The Birds-of-Prey section of Beaver Creek is the original expert section of the area. It now longer has the amount of skier traffic that Grousse Mtn does, so the trails there don't get as bumped up and ski much easier. The newly-cut World Cup downhill course is on this section. The one disadvantage of this section is the very slow double chair. (You can access the trails via the chair at the top of the mountain, but repeat trips require a long loop across several lifts.)

Beaver Creek is also known for impeccable grooming, ala Deer Valley. Many of the groomed trails take you back to the base lift, which attracts the most crowds. The Rose Bowl, Larkspur and Strawberry Park lifts access intermediate terrain away from the main base section.

Arrowhead and Bachelor Gulch are two smaller areas which were recently annexed into Beaver Creek by Vail & Associates. Engulf and devour. Don't know anything about those two areas.
JohnL
March 13, 2002
Scott mentioned a good strategy for avoiding the crowds at Vail. The most crowded sections of the mountain are Mid-Vail (juncture of several lifts), China Bowl (only groomed back bowl) and the Lions Head section. Avoid these and the Two Elk Lodge at the top of the mountain during prime times.
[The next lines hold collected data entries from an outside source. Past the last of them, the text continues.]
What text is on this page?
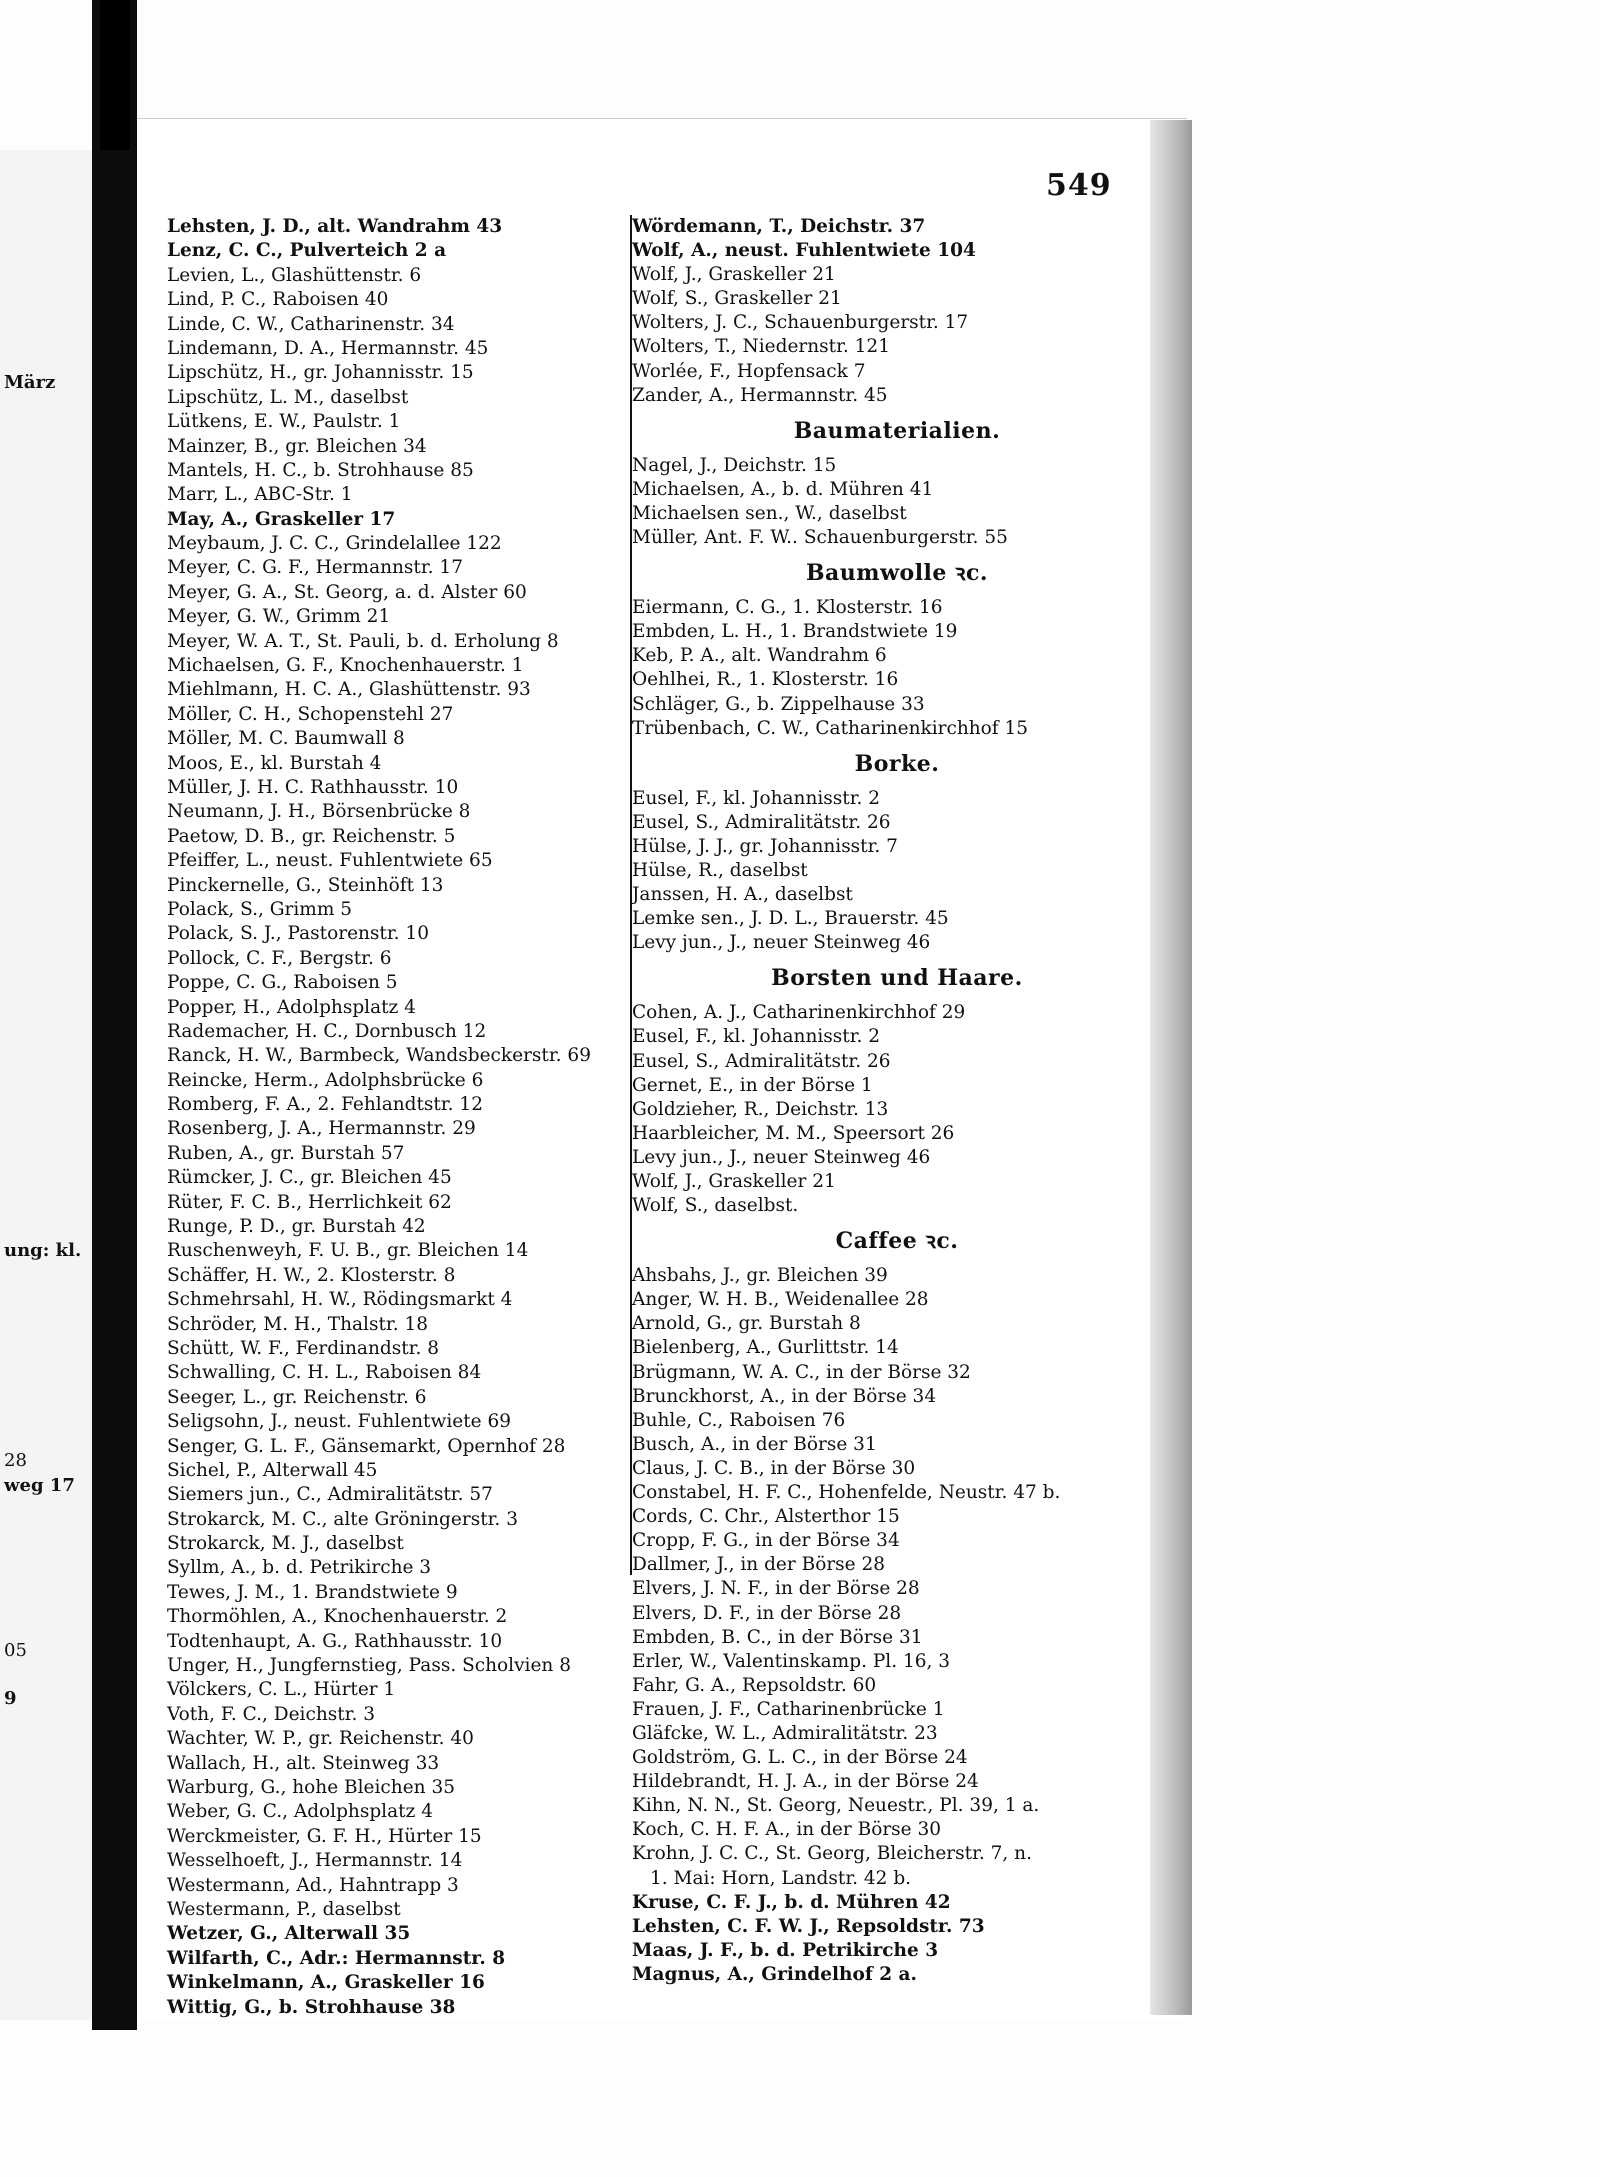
März
ung: kl.
28
weg 17
05
9
549
Lehsten, J. D., alt. Wandrahm 43
Lenz, C. C., Pulverteich 2 a
Levien, L., Glashüttenstr. 6
Lind, P. C., Raboisen 40
Linde, C. W., Catharinenstr. 34
Lindemann, D. A., Hermannstr. 45
Lipschütz, H., gr. Johannisstr. 15
Lipschütz, L. M., daselbst
Lütkens, E. W., Paulstr. 1
Mainzer, B., gr. Bleichen 34
Mantels, H. C., b. Strohhause 85
Marr, L., ABC-Str. 1
May, A., Graskeller 17
Meybaum, J. C. C., Grindelallee 122
Meyer, C. G. F., Hermannstr. 17
Meyer, G. A., St. Georg, a. d. Alster 60
Meyer, G. W., Grimm 21
Meyer, W. A. T., St. Pauli, b. d. Erholung 8
Michaelsen, G. F., Knochenhauerstr. 1
Miehlmann, H. C. A., Glashüttenstr. 93
Möller, C. H., Schopenstehl 27
Möller, M. C. Baumwall 8
Moos, E., kl. Burstah 4
Müller, J. H. C. Rathhausstr. 10
Neumann, J. H., Börsenbrücke 8
Paetow, D. B., gr. Reichenstr. 5
Pfeiffer, L., neust. Fuhlentwiete 65
Pinckernelle, G., Steinhöft 13
Polack, S., Grimm 5
Polack, S. J., Pastorenstr. 10
Pollock, C. F., Bergstr. 6
Poppe, C. G., Raboisen 5
Popper, H., Adolphsplatz 4
Rademacher, H. C., Dornbusch 12
Ranck, H. W., Barmbeck, Wandsbeckerstr. 69
Reincke, Herm., Adolphsbrücke 6
Romberg, F. A., 2. Fehlandtstr. 12
Rosenberg, J. A., Hermannstr. 29
Ruben, A., gr. Burstah 57
Rümcker, J. C., gr. Bleichen 45
Rüter, F. C. B., Herrlichkeit 62
Runge, P. D., gr. Burstah 42
Ruschenweyh, F. U. B., gr. Bleichen 14
Schäffer, H. W., 2. Klosterstr. 8
Schmehrsahl, H. W., Rödingsmarkt 4
Schröder, M. H., Thalstr. 18
Schütt, W. F., Ferdinandstr. 8
Schwalling, C. H. L., Raboisen 84
Seeger, L., gr. Reichenstr. 6
Seligsohn, J., neust. Fuhlentwiete 69
Senger, G. L. F., Gänsemarkt, Opernhof 28
Sichel, P., Alterwall 45
Siemers jun., C., Admiralitätstr. 57
Strokarck, M. C., alte Gröningerstr. 3
Strokarck, M. J., daselbst
Syllm, A., b. d. Petrikirche 3
Tewes, J. M., 1. Brandstwiete 9
Thormöhlen, A., Knochenhauerstr. 2
Todtenhaupt, A. G., Rathhausstr. 10
Unger, H., Jungfernstieg, Pass. Scholvien 8
Völckers, C. L., Hürter 1
Voth, F. C., Deichstr. 3
Wachter, W. P., gr. Reichenstr. 40
Wallach, H., alt. Steinweg 33
Warburg, G., hohe Bleichen 35
Weber, G. C., Adolphsplatz 4
Werckmeister, G. F. H., Hürter 15
Wesselhoeft, J., Hermannstr. 14
Westermann, Ad., Hahntrapp 3
Westermann, P., daselbst
Wetzer, G., Alterwall 35
Wilfarth, C., Adr.: Hermannstr. 8
Winkelmann, A., Graskeller 16
Wittig, G., b. Strohhause 38
Wördemann, T., Deichstr. 37
Wolf, A., neust. Fuhlentwiete 104
Wolf, J., Graskeller 21
Wolf, S., Graskeller 21
Wolters, J. C., Schauenburgerstr. 17
Wolters, T., Niedernstr. 121
Worlée, F., Hopfensack 7
Zander, A., Hermannstr. 45
Baumaterialien.
Nagel, J., Deichstr. 15
Michaelsen, A., b. d. Mühren 41
Michaelsen sen., W., daselbst
Müller, Ant. F. W.. Schauenburgerstr. 55
Baumwolle ꝛc.
Eiermann, C. G., 1. Klosterstr. 16
Embden, L. H., 1. Brandstwiete 19
Keb, P. A., alt. Wandrahm 6
Oehlhei, R., 1. Klosterstr. 16
Schläger, G., b. Zippelhause 33
Trübenbach, C. W., Catharinenkirchhof 15
Borke.
Eusel, F., kl. Johannisstr. 2
Eusel, S., Admiralitätstr. 26
Hülse, J. J., gr. Johannisstr. 7
Hülse, R., daselbst
Janssen, H. A., daselbst
Lemke sen., J. D. L., Brauerstr. 45
Levy jun., J., neuer Steinweg 46
Borsten und Haare.
Cohen, A. J., Catharinenkirchhof 29
Eusel, F., kl. Johannisstr. 2
Eusel, S., Admiralitätstr. 26
Gernet, E., in der Börse 1
Goldzieher, R., Deichstr. 13
Haarbleicher, M. M., Speersort 26
Levy jun., J., neuer Steinweg 46
Wolf, J., Graskeller 21
Wolf, S., daselbst.
Caffee ꝛc.
Ahsbahs, J., gr. Bleichen 39
Anger, W. H. B., Weidenallee 28
Arnold, G., gr. Burstah 8
Bielenberg, A., Gurlittstr. 14
Brügmann, W. A. C., in der Börse 32
Brunckhorst, A., in der Börse 34
Buhle, C., Raboisen 76
Busch, A., in der Börse 31
Claus, J. C. B., in der Börse 30
Constabel, H. F. C., Hohenfelde, Neustr. 47 b.
Cords, C. Chr., Alsterthor 15
Cropp, F. G., in der Börse 34
Dallmer, J., in der Börse 28
Elvers, J. N. F., in der Börse 28
Elvers, D. F., in der Börse 28
Embden, B. C., in der Börse 31
Erler, W., Valentinskamp. Pl. 16, 3
Fahr, G. A., Repsoldstr. 60
Frauen, J. F., Catharinenbrücke 1
Gläfcke, W. L., Admiralitätstr. 23
Goldström, G. L. C., in der Börse 24
Hildebrandt, H. J. A., in der Börse 24
Kihn, N. N., St. Georg, Neuestr., Pl. 39, 1 a.
Koch, C. H. F. A., in der Börse 30
Krohn, J. C. C., St. Georg, Bleicherstr. 7, n.
1. Mai: Horn, Landstr. 42 b.
Kruse, C. F. J., b. d. Mühren 42
Lehsten, C. F. W. J., Repsoldstr. 73
Maas, J. F., b. d. Petrikirche 3
Magnus, A., Grindelhof 2 a.
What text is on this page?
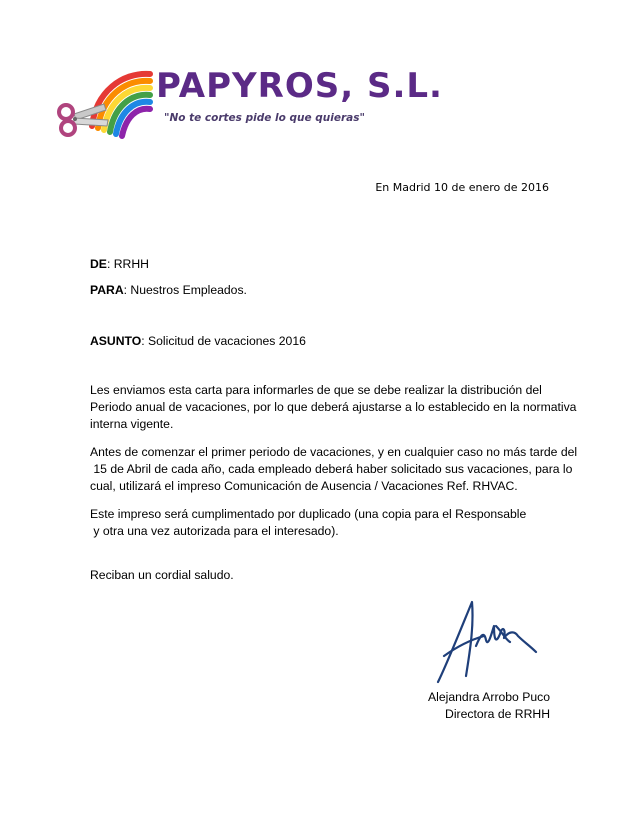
PAPYROS, S.L.
"No te cortes pide lo que quieras"
En Madrid 10 de enero de 2016
DE: RRHH
PARA: Nuestros Empleados.
ASUNTO: Solicitud de vacaciones 2016
Les enviamos esta carta para informarles de que se debe realizar la distribución del
Periodo anual de vacaciones, por lo que deberá ajustarse a lo establecido en la normativa
interna vigente.
Antes de comenzar el primer periodo de vacaciones, y en cualquier caso no más tarde del
15 de Abril de cada año, cada empleado deberá haber solicitado sus vacaciones, para lo
cual, utilizará el impreso Comunicación de Ausencia / Vacaciones Ref. RHVAC.
Este impreso será cumplimentado por duplicado (una copia para el Responsable
y otra una vez autorizada para el interesado).
Reciban un cordial saludo.
Alejandra Arrobo Puco
Directora de RRHH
For more advanced skiers, the Sun Up, Sun Down, Blue Sky Basin sections of the backside and the Highline and Northwoods lifts of the front side access fantastic terrain with very little crowds.
JohnL
March 13, 2002
Final crowd avoiding tip @ Vail - park in Vail Village as opposed to Lion's Head (gondola). It has faster access to the back bowls and doesn't have the same crowds going up in the AM (don't have to catch the first lift to avoid the crowds) and is less crowded on the final run down in the PM. Nothing kills the buzz of an awesome ski day than a last run down with traffic comparable to the beltway. You can take shuttle buses to Lions Head for HH/dinner if needed.
Kevin Rice
March 13, 2002
Great comments JohnL & JohnS. I'll throw in a few oddball $0.02. Vail does probably stand out for groups that have a mixed set of things they'd like to do besides just ski. And that can be very important!
Having BC & Vail so close is also overall a very positive thing. My take on BC was that its blue runs were "easy blues" and groomed well. Black and up tended to be ungroomed or semi-groomed. I did not try any double-black diamonds but Grouse Mtn was tough and something else called Raptor? dropping into the Rose Bowl was very steep at the bottom and long. My really expert ski pals said they thought the "gladed options" were somewhat limited at BC and so went over to Vail. But I don't think they gave it a fair shot personally. I wish I could've spent more days out there to explore...
As for cost, I felt that I spent quite a bit less at Crested Butte for housing and lift (and car!) than at Vail/BC although the flight was about the same. Definitely it is possible to get a round-trip flight to Denver around $275 if you time it right and watch the online deals but $450 might be more realistic. On the other hand, I've flown to Europe for $400-$600 give or take, and this is competive with flying out West. Personally I'd really like to ski in Europe and heard St. Anton is a great place to start. Maybe next year!
JohnL
March 13, 2002
Love it or leave it, everyone has an opinion on Vail. Kevin, thanks for your report on Vail/The Beav.

For the most bang for the buck skiing, it is really hard to beat Utah. Cheap and convenient flights from DC are common. You can say for near nothing in Salt Lake City (Motel Hell - been there, done that) and drive at most 50 minutes (good weather) to several world class resorts. Plus, for 35 dollars US, you can't beat Alta.
Kevin
March 14, 2002
John, I have a aquaintence that lives in SLC. He told me that many of the resorts stay open through April. He has even skied at Snowbird on Memorial Day! I'm considering going sometime in April "just to do it..." But then again when things hit 65, it's hard to really think about skiing. But I certainly appreciate the ideas!